To meet the condition of conservativeness, explanations that force us to give up fewer well-established beliefs are better than explanations that force us to give up more of them. For example, say the person with the stolen phone is visiting a friend, and somebody suggests the friend actually stole the phone. This requires the victim of the crime to question a valued friendship, and what he knows about the person.

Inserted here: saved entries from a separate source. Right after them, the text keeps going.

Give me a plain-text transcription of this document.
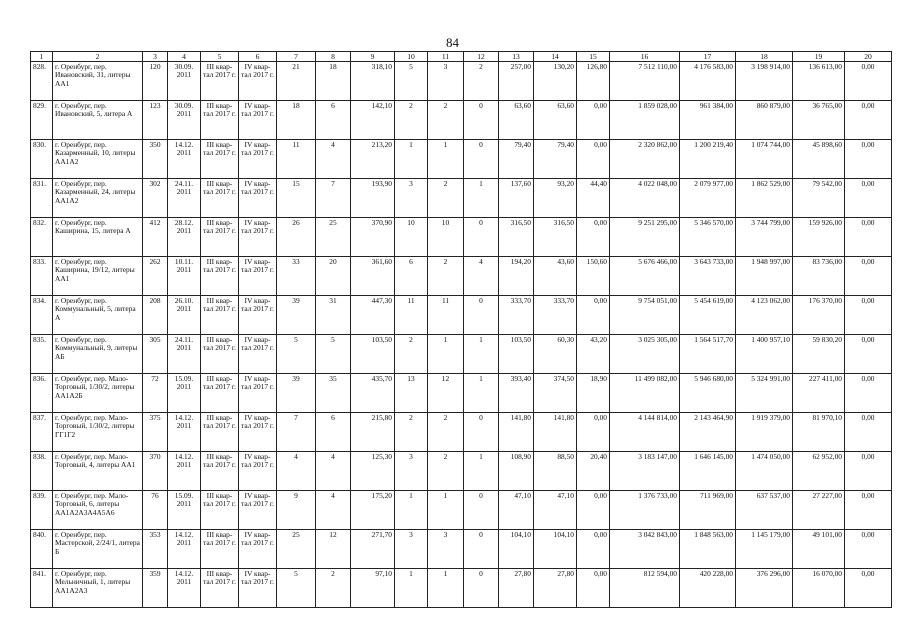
84
1	2	3	4	5	6	7	8	9	10	11	12	13	14	15	16	17	18	19	20
828.	г. Оренбург, пер. Ивановский, 31, литеры АА1	120	30.09. 2011	III квар- тал 2017 г.	IV квар- тал 2017 г.	21	18	318,10	5	3	2	257,00	130,20	126,80	7 512 110,00	4 176 583,00	3 198 914,00	136 613,00	0,00
829.	г. Оренбург, пер. Ивановский, 5, литера А	123	30.09. 2011	III квар- тал 2017 г.	IV квар- тал 2017 г.	18	6	142,10	2	2	0	63,60	63,60	0,00	1 859 028,00	961 384,00	860 879,00	36 765,00	0,00
830.	г. Оренбург, пер. Казарменный, 10, литеры АА1А2	350	14.12. 2011	III квар- тал 2017 г.	IV квар- тал 2017 г.	11	4	213,20	1	1	0	79,40	79,40	0,00	2 320 862,00	1 200 219,40	1 074 744,00	45 898,60	0,00
831.	г. Оренбург, пер. Казарменный, 24, литеры АА1А2	302	24.11. 2011	III квар- тал 2017 г.	IV квар- тал 2017 г.	15	7	193,90	3	2	1	137,60	93,20	44,40	4 022 048,00	2 079 977,00	1 862 529,00	79 542,00	0,00
832.	г. Оренбург, пер. Каширина, 15, литера А	412	28.12. 2011	III квар- тал 2017 г.	IV квар- тал 2017 г.	26	25	370,90	10	10	0	316,50	316,50	0,00	9 251 295,00	5 346 570,00	3 744 799,00	159 926,00	0,00
833.	г. Оренбург, пер. Каширина, 19/12, литеры АА1	262	10.11. 2011	III квар- тал 2017 г.	IV квар- тал 2017 г.	33	20	361,60	6	2	4	194,20	43,60	150,60	5 676 466,00	3 643 733,00	1 948 997,00	83 736,00	0,00
834.	г. Оренбург, пер. Коммунальный, 5, литера А	208	26.10. 2011	III квар- тал 2017 г.	IV квар- тал 2017 г.	39	31	447,30	11	11	0	333,70	333,70	0,00	9 754 051,00	5 454 619,00	4 123 062,00	176 370,00	0,00
835.	г. Оренбург, пер. Коммунальный, 9, литеры АБ	305	24.11. 2011	III квар- тал 2017 г.	IV квар- тал 2017 г.	5	5	103,50	2	1	1	103,50	60,30	43,20	3 025 305,00	1 564 517,70	1 400 957,10	59 830,20	0,00
836.	г. Оренбург, пер. Мало- Торговый, 1/30/2, литеры АА1А2Б	72	15.09. 2011	III квар- тал 2017 г.	IV квар- тал 2017 г.	39	35	435,70	13	12	1	393,40	374,50	18,90	11 499 082,00	5 946 680,00	5 324 991,00	227 411,00	0,00
837.	г. Оренбург, пер. Мало- Торговый, 1/30/2, литеры ГГ1Г2	375	14.12. 2011	III квар- тал 2017 г.	IV квар- тал 2017 г.	7	6	215,80	2	2	0	141,80	141,80	0,00	4 144 814,00	2 143 464,90	1 919 379,00	81 970,10	0,00
838.	г. Оренбург, пер. Мало- Торговый, 4, литеры АА1	370	14.12. 2011	III квар- тал 2017 г.	IV квар- тал 2017 г.	4	4	125,30	3	2	1	108,90	88,50	20,40	3 183 147,00	1 646 145,00	1 474 050,00	62 952,00	0,00
839.	г. Оренбург, пер. Мало- Торговый, 6, литеры АА1А2А3А4А5А6	76	15.09. 2011	III квар- тал 2017 г.	IV квар- тал 2017 г.	9	4	175,20	1	1	0	47,10	47,10	0,00	1 376 733,00	711 969,00	637 537,00	27 227,00	0,00
840.	г. Оренбург, пер. Мастерской, 2/24/1, литера Б	353	14.12. 2011	III квар- тал 2017 г.	IV квар- тал 2017 г.	25	12	271,70	3	3	0	104,10	104,10	0,00	3 042 843,00	1 848 563,00	1 145 179,00	49 101,00	0,00
841.	г. Оренбург, пер. Мельничный, 1, литеры АА1А2А3	359	14.12. 2011	III квар- тал 2017 г.	IV квар- тал 2017 г.	5	2	97,10	1	1	0	27,80	27,80	0,00	812 594,00	420 228,00	376 296,00	16 070,00	0,00
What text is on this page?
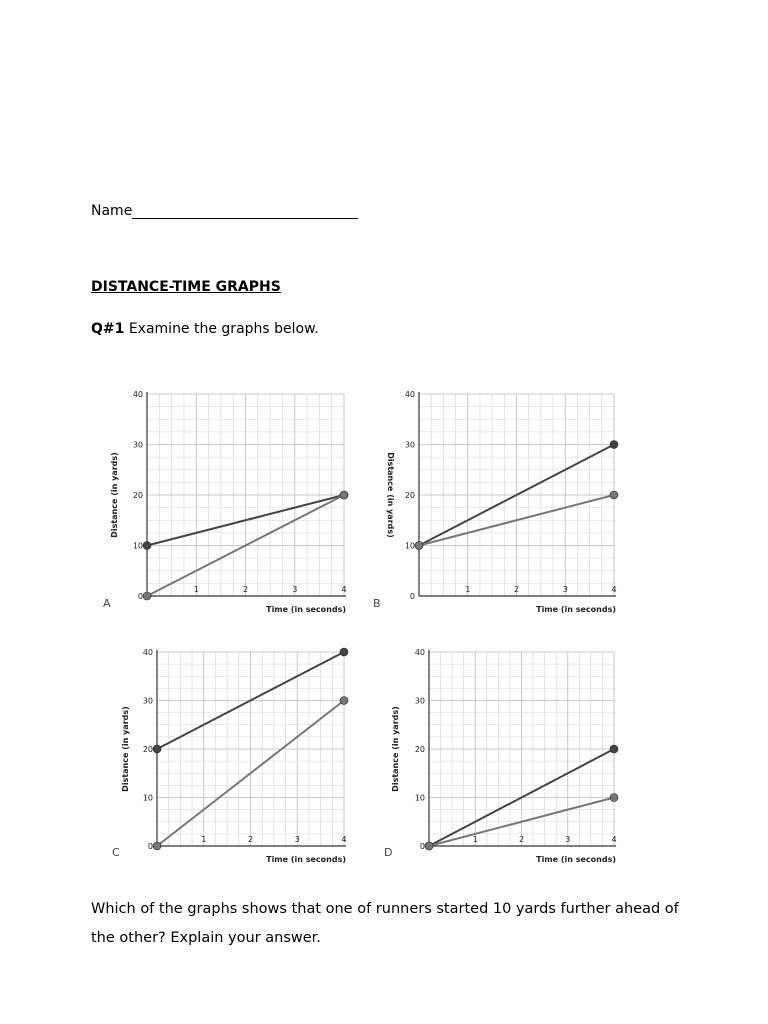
Name
DISTANCE-TIME GRAPHS
Q#1 Examine the graphs below.
0
10
20
30
40
1	2	3	4
Time (in seconds)
Distance (in yards)
A
0
10
20
30
40
1	2	3	4
Time (in seconds)
Distance (in yards)
B
0
10
20
30
40
1	2	3	4
Time (in seconds)
Distance (in yards)
C	0
10
20
30
40
1	2	3	4
Time (in seconds)
Distance (in yards)
D
Which of the graphs shows that one of runners started 10 yards further ahead of the other? Explain your answer.
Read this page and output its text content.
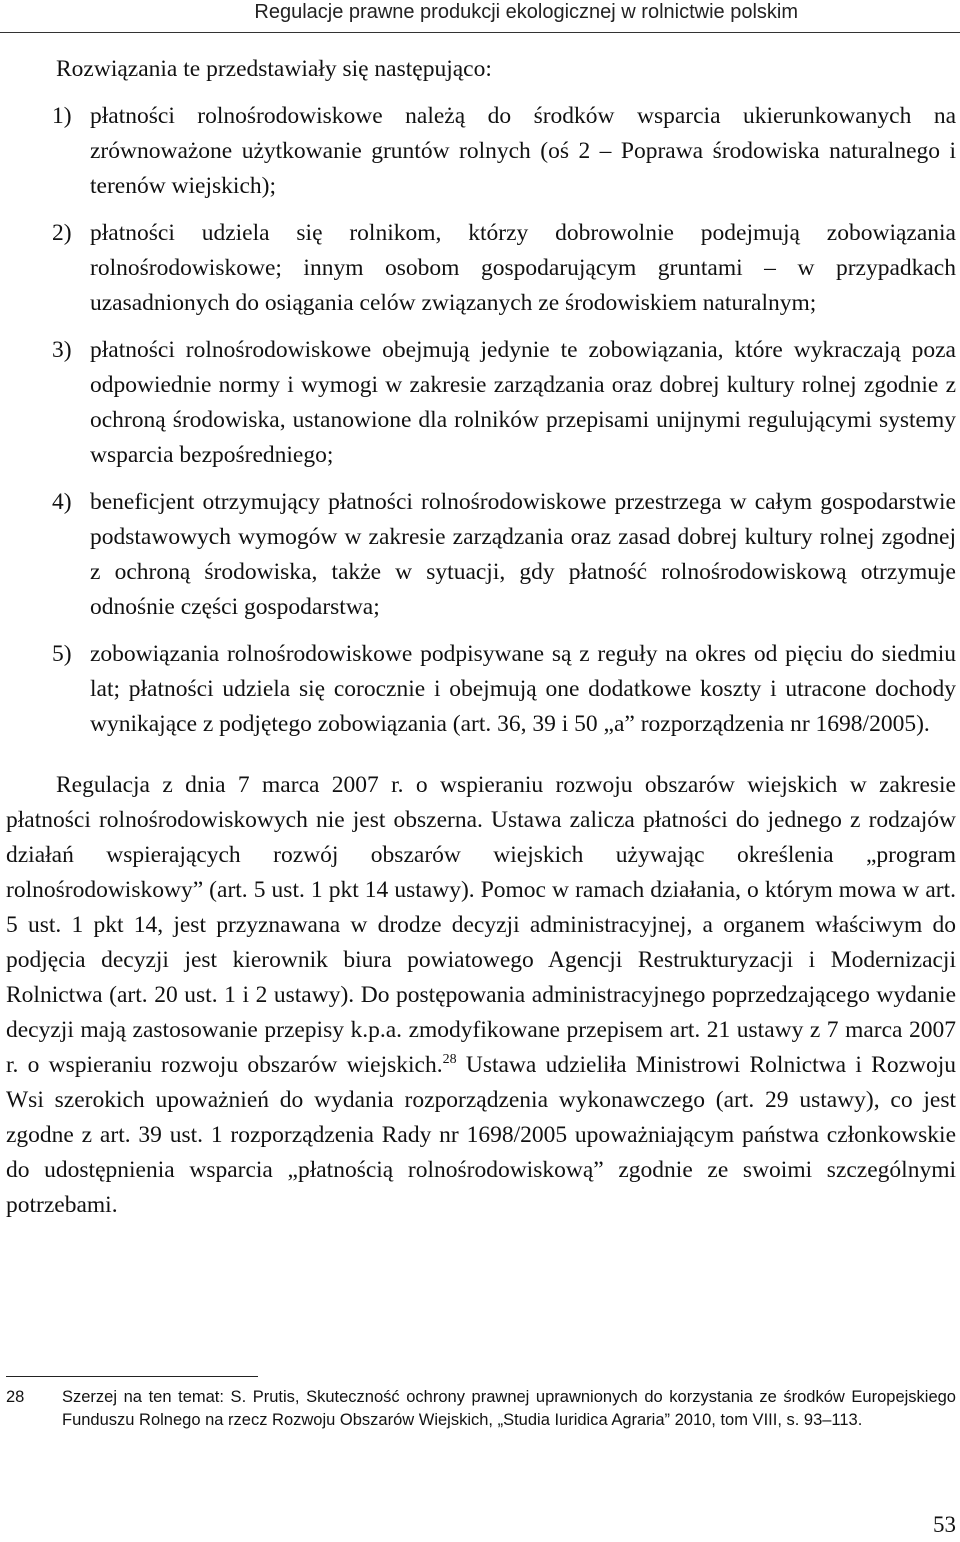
Regulacje prawne produkcji ekologicznej w rolnictwie polskim

Rozwiązania te przedstawiały się następująco:

1) płatności rolnośrodowiskowe należą do środków wsparcia ukierunkowanych na zrównoważone użytkowanie gruntów rolnych (oś 2 – Poprawa środowiska naturalnego i terenów wiejskich);
2) płatności udziela się rolnikom, którzy dobrowolnie podejmują zobowiązania rolnośrodowiskowe; innym osobom gospodarującym gruntami – w przypadkach uzasadnionych do osiągania celów związanych ze środowiskiem naturalnym;
3) płatności rolnośrodowiskowe obejmują jedynie te zobowiązania, które wykraczają poza odpowiednie normy i wymogi w zakresie zarządzania oraz dobrej kultury rolnej zgodnie z ochroną środowiska, ustanowione dla rolników przepisami unijnymi regulującymi systemy wsparcia bezpośredniego;
4) beneficjent otrzymujący płatności rolnośrodowiskowe przestrzega w całym gospodarstwie podstawowych wymogów w zakresie zarządzania oraz zasad dobrej kultury rolnej zgodnej z ochroną środowiska, także w sytuacji, gdy płatność rolnośrodowiskową otrzymuje odnośnie części gospodarstwa;
5) zobowiązania rolnośrodowiskowe podpisywane są z reguły na okres od pięciu do siedmiu lat; płatności udziela się corocznie i obejmują one dodatkowe koszty i utracone dochody wynikające z podjętego zobowiązania (art. 36, 39 i 50 „a” rozporządzenia nr 1698/2005).

Regulacja z dnia 7 marca 2007 r. o wspieraniu rozwoju obszarów wiejskich w zakresie płatności rolnośrodowiskowych nie jest obszerna. Ustawa zalicza płatności do jednego z rodzajów działań wspierających rozwój obszarów wiejskich używając określenia „program rolnośrodowiskowy” (art. 5 ust. 1 pkt 14 ustawy). Pomoc w ramach działania, o którym mowa w art. 5 ust. 1 pkt 14, jest przyznawana w drodze decyzji administracyjnej, a organem właściwym do podjęcia decyzji jest kierownik biura powiatowego Agencji Restrukturyzacji i Modernizacji Rolnictwa (art. 20 ust. 1 i 2 ustawy). Do postępowania administracyjnego poprzedzającego wydanie decyzji mają zastosowanie przepisy k.p.a. zmodyfikowane przepisem art. 21 ustawy z 7 marca 2007 r. o wspieraniu rozwoju obszarów wiejskich.$^{28}$ Ustawa udzieliła Ministrowi Rolnictwa i Rozwoju Wsi szerokich upoważnień do wydania rozporządzenia wykonawczego (art. 29 ustawy), co jest zgodne z art. 39 ust. 1 rozporządzenia Rady nr 1698/2005 upoważniającym państwa członkowskie do udostępnienia wsparcia „płatnością rolnośrodowiskową” zgodnie ze swoimi szczególnymi potrzebami.

28 Szerzej na ten temat: S. Prutis, Skuteczność ochrony prawnej uprawnionych do korzystania ze środków Europejskiego Funduszu Rolnego na rzecz Rozwoju Obszarów Wiejskich, „Studia Iuridica Agraria” 2010, tom VIII, s. 93–113.
53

It’s crucial to see how each of these are used not to come to the only possible true conclusion, but to the most likely one. For example, there are many cases, especially in science, where the right explanation is not so simple. Indeed, science must often posit new, sometimes purely theoretical, entities.

EXAMPLE

As early as the 1600s, some scientists speculated that there were “little animals” or “worms” that caused illness and spread from person to person, even across great distances. This idea introduced a new entity, a microorganism, that would not be directly observed for another couple of centuries and at the time could not be rigorously tested. However, these scientists were seeking ways to explain things that could not be adequately explained with simpler premises. Moreover, they actively pursued ways to find out more and test germ theory with the materials they had.

term to know
Conservativeness
The better explanation is the one that forces us to give up fewer established beliefs.

summary
In this lesson, you learned about inference to the best explanation, the practice of finding the most reasonable or plausible explanation for events. These explanations don’t claim to be the only possible answer, but the most probable or likely answer. The conditions of good explanations include seven good habits for critical thinking, including fully explaining the phenomenon (explanatoriness), the explanation itself not raising more questions than it answers (depth), and being generalizable to new situations (explanatory power). A good explanatory theory should be able to be tested (falsifiability), and not be too broad (modesty). When presented with more than one possible explanation, we opt for the one that involves the fewest entities and events (simplicity) and challenges the fewest well-established beliefs (conservativeness).

Source: THIS CONTENT HAS BEEN ADAPTED FROM Introduction to Logic and Critical Thinking.

Terms to Know
Conservativeness

The better explanation is the one that forces us to give up fewer established beliefs.

Depth

Explanations should not raise more questions than they answer.

Explanatoriness

Explanations must explain all the observed facts.

Explanatory Power

Explanations should apply in a range of similar contexts, not just the current situation in which the explanation is being offered.

Falsifiability

The best explanations can be tested for truth or falsehood.

Inference to Best Explanation

A form of inductive reasoning where we work from a set of observed facts to come up with the most likely explanation for an event.

Modesty

Explanations should not attempt to explain anything more than the observed facts.

Occam’s Razor

All other things being equal, the simplest explanation is best. The simplest explanation is the one requiring the fewest entities and events.

Simplicity

The better explanation is the one with the fewest entities and events.